I could also present the PMF in math notation, but I’m not sure how it would help — the Python code represents the computation just as clearly. Some readers find math notation intimidating, and even for the ones who don’t, it takes some effort to decode. In my opinion, the payoff for this additional effort is too low.

But one of the people who read the draft disagrees. They wrote:

Provide equations for the distributions. You assume that the reader knows them and then you suddenly show a programming code for them — the code is a challenge to the reader to interpret without knowing the actual equation.

I acknowledge that my approach defies the expectation that we should present math first and then translate it into code. For readers who are used to this convention, presenting the code first is “sudden”.

But why? I think there are two reasons, one practical and one philosophical:

• The practical reason is the presumption that the reader is more familiar with math notation and less familiar with code. Of course that’s true for some people, but for other people, it’s the other way around. People who like math have lots of books to choose from; people who like code don’t.

• The philosophical reason is what I’m calling math supremacy, which is the idea that math notation is the real thing, and everything else — including and especially code — is an inferior imitation. My correspondent hints at this idea with the suggestion that the reader should see the “actual equation”. Math is actual; code is not.

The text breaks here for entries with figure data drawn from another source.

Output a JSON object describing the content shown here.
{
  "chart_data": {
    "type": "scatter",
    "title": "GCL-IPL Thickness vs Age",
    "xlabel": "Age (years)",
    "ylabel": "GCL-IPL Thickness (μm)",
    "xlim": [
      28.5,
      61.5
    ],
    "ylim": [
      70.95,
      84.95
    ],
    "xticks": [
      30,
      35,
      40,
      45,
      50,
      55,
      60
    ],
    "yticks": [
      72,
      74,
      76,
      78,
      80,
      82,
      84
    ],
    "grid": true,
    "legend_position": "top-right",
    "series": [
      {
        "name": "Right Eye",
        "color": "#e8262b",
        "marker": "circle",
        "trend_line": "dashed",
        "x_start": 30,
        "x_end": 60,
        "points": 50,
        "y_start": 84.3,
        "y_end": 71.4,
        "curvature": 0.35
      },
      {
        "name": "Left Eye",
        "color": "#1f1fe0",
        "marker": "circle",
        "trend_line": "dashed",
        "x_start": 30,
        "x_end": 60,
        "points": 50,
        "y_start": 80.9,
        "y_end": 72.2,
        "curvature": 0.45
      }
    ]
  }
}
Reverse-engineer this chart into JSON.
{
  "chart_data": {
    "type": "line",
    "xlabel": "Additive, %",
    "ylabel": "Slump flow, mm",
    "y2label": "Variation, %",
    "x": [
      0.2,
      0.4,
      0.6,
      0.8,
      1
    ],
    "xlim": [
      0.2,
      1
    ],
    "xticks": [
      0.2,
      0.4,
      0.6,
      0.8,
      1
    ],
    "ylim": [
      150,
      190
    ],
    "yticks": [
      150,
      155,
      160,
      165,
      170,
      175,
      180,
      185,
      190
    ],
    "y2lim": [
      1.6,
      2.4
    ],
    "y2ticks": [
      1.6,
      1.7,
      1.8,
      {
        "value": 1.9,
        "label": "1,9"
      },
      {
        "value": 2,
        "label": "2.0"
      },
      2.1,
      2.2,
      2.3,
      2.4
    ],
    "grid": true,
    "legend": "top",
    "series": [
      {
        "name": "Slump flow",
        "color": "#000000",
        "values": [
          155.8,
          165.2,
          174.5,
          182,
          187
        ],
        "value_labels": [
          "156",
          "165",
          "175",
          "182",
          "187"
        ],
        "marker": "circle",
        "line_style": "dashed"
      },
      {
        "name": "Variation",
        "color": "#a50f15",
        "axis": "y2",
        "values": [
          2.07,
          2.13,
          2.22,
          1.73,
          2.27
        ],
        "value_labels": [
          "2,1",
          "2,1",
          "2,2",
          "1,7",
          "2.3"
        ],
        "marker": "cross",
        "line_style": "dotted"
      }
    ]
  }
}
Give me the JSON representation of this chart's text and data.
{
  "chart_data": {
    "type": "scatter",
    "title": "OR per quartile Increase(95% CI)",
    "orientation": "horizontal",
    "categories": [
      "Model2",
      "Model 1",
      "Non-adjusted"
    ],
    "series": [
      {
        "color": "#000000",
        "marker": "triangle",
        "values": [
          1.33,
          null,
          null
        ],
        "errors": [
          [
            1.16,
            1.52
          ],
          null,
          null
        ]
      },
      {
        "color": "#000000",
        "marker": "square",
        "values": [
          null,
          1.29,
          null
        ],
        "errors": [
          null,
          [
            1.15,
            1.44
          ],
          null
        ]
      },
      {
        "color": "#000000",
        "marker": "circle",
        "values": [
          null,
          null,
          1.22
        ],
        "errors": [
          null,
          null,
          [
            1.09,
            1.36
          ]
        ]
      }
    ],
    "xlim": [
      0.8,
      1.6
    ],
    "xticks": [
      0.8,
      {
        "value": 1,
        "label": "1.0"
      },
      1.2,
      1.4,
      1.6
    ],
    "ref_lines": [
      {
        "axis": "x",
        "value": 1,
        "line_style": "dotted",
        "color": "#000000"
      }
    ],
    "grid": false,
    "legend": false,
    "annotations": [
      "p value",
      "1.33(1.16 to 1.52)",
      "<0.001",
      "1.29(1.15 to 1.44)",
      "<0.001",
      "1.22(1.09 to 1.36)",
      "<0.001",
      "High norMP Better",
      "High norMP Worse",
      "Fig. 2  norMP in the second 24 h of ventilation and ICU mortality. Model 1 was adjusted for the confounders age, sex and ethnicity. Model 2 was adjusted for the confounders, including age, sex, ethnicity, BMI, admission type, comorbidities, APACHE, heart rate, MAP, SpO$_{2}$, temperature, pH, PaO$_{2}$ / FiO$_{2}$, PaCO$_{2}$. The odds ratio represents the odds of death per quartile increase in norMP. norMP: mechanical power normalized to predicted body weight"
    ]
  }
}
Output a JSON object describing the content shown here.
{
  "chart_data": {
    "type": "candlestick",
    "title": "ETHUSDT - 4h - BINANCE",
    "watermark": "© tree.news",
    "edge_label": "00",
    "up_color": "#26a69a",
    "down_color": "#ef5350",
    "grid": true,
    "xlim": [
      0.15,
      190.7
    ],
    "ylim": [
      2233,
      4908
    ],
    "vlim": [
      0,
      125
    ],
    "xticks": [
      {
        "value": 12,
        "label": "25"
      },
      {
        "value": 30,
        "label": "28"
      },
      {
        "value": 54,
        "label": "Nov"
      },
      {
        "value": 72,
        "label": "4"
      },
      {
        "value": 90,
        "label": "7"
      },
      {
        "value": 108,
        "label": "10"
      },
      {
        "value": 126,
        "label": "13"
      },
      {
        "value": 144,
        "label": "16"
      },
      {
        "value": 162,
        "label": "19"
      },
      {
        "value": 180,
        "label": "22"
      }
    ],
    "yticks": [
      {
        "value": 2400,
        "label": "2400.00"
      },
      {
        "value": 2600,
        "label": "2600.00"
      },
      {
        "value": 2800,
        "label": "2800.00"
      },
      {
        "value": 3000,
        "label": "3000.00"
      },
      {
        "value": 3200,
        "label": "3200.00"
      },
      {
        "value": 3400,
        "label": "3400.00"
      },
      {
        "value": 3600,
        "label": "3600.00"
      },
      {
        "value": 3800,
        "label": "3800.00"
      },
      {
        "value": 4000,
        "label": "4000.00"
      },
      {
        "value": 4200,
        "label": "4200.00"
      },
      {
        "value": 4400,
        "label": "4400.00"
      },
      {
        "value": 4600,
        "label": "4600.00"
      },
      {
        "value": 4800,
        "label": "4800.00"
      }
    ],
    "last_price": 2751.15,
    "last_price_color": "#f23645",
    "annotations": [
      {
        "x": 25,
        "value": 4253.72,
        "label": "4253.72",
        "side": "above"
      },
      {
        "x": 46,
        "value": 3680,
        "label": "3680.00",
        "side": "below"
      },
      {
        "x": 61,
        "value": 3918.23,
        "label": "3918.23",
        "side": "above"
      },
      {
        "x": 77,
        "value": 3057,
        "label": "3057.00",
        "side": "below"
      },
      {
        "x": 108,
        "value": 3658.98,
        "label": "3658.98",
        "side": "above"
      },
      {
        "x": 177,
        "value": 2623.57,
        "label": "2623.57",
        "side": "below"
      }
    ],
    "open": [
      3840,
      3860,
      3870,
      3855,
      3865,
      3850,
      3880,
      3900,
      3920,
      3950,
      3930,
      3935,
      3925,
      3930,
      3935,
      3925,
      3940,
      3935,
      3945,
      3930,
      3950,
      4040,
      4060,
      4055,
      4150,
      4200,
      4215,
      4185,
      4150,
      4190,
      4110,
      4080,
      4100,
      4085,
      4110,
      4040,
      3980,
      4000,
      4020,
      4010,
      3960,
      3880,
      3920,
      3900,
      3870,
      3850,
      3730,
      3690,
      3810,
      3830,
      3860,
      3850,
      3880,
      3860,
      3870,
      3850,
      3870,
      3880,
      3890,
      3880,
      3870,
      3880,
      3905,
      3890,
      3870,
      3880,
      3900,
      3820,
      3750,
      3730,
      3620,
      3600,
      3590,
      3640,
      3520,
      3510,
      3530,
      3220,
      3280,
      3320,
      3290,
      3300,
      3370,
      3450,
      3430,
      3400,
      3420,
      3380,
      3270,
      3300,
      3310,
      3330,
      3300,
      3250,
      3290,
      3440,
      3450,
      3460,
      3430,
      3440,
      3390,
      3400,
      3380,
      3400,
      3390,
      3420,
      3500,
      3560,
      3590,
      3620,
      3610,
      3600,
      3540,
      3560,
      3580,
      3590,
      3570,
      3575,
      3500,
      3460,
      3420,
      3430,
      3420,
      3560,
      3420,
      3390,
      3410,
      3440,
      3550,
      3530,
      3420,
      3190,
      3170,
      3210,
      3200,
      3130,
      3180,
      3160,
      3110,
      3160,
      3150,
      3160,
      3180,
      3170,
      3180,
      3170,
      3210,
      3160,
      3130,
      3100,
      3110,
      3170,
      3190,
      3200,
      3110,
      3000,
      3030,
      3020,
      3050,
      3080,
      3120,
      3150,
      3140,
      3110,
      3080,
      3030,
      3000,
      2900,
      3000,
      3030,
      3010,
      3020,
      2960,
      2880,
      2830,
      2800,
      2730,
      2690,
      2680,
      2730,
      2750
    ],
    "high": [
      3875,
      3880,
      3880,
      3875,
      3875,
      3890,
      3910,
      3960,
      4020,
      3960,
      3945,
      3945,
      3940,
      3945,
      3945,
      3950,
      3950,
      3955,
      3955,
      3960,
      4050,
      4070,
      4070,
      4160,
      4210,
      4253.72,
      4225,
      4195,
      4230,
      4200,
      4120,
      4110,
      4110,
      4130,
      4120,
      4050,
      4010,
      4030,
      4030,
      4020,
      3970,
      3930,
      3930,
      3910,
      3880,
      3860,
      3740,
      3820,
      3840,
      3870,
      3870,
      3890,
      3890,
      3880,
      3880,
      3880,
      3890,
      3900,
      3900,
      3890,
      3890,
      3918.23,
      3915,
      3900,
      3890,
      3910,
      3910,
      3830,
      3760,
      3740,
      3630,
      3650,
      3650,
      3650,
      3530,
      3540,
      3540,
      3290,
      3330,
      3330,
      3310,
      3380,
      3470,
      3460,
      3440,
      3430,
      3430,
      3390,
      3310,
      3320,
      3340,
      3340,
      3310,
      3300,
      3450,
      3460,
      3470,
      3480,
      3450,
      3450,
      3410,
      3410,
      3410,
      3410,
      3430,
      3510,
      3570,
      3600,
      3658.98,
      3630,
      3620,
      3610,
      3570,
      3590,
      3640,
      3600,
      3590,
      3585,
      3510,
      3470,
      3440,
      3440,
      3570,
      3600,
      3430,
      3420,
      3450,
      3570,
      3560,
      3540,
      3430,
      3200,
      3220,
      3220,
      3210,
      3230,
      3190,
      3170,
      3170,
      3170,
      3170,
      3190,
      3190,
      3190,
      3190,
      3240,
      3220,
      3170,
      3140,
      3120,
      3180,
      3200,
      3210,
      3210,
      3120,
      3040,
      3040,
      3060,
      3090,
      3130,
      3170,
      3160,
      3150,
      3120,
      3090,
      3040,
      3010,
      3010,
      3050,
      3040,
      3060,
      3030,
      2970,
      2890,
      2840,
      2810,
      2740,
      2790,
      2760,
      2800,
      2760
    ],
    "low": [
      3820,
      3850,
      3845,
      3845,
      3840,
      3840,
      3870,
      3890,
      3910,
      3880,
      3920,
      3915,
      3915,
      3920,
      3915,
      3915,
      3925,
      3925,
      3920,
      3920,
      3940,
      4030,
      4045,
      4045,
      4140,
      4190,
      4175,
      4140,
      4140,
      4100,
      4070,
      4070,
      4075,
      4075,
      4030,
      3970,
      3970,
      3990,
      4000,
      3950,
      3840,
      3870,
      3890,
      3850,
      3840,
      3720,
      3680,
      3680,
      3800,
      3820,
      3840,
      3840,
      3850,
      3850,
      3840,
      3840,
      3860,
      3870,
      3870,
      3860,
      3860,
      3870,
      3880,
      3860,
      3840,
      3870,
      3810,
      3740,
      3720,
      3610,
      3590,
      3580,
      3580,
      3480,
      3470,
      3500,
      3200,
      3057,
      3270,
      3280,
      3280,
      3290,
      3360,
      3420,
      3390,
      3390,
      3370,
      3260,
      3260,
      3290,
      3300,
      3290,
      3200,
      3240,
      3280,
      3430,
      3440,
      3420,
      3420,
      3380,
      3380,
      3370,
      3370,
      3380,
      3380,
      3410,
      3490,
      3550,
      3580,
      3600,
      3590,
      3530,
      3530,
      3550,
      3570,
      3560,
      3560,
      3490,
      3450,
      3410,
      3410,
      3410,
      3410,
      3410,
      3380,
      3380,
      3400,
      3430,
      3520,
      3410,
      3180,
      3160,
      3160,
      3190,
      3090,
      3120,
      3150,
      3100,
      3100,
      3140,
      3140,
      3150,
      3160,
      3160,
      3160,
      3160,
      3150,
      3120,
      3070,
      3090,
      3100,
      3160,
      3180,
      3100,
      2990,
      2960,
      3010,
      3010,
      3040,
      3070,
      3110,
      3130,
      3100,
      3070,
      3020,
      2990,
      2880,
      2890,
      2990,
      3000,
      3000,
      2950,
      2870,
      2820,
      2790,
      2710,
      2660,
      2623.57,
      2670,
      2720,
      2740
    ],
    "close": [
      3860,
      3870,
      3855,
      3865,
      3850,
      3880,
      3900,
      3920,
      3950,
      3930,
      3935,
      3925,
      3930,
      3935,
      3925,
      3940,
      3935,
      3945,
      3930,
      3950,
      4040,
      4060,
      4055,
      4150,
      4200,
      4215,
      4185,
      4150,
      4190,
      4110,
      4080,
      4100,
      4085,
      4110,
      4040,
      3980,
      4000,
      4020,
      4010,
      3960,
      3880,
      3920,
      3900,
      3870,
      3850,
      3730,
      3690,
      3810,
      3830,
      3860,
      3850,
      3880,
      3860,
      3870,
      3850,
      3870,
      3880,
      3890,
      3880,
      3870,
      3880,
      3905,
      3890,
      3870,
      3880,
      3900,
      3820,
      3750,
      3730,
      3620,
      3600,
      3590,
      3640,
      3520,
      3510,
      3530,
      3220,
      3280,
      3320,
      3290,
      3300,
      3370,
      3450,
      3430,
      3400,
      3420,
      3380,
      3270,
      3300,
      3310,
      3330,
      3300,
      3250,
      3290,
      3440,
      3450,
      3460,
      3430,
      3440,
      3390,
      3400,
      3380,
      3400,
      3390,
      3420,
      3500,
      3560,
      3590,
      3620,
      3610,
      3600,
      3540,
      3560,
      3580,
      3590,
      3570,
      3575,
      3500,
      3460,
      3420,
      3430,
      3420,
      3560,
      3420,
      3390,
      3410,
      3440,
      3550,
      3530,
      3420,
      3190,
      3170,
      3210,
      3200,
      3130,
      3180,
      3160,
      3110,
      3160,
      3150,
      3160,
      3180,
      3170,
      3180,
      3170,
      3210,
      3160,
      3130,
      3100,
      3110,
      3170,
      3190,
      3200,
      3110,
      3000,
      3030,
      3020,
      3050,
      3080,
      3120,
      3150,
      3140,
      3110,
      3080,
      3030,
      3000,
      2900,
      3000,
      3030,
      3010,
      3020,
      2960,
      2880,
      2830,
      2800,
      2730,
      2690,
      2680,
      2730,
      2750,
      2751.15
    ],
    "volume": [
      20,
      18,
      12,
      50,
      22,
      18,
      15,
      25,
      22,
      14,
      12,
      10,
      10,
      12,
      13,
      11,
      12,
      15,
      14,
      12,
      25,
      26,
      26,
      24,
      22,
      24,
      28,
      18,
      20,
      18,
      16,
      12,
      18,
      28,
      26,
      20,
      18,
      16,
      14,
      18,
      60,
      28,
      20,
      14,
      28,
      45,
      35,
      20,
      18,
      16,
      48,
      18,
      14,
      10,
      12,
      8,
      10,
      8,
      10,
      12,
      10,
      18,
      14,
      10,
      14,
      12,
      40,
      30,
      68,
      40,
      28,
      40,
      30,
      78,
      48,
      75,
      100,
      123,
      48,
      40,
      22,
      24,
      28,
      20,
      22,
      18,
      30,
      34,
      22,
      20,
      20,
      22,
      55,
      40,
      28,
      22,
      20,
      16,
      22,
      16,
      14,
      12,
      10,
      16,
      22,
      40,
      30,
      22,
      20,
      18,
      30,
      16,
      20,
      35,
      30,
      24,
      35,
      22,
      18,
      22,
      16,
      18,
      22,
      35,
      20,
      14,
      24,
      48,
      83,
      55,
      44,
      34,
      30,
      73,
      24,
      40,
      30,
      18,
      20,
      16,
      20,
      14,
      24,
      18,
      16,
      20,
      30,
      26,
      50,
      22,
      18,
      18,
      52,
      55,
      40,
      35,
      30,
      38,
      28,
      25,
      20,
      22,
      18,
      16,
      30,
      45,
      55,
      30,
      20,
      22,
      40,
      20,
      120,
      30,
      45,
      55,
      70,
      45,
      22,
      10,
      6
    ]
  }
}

I reject math supremacy. Math notation did not come from the sky on stone tablets; it was designed by people for a purpose. Programming languages were also designed by people, for different purposes. Math notation has some good properties — it is concise and it is nearly universal. But programming languages also have good properties — most notably, they are executable. When we express an idea in code, we can run it, test it, and debug it.

So here’s a thought: if you are writing for an audience that is comfortable with math notation, and your ideas can be expressed well in that form — go ahead and use math notation. But if you are writing for an audience that understands code, and your ideas can be expressed well in code — well then you should probably use code. “Actual” code.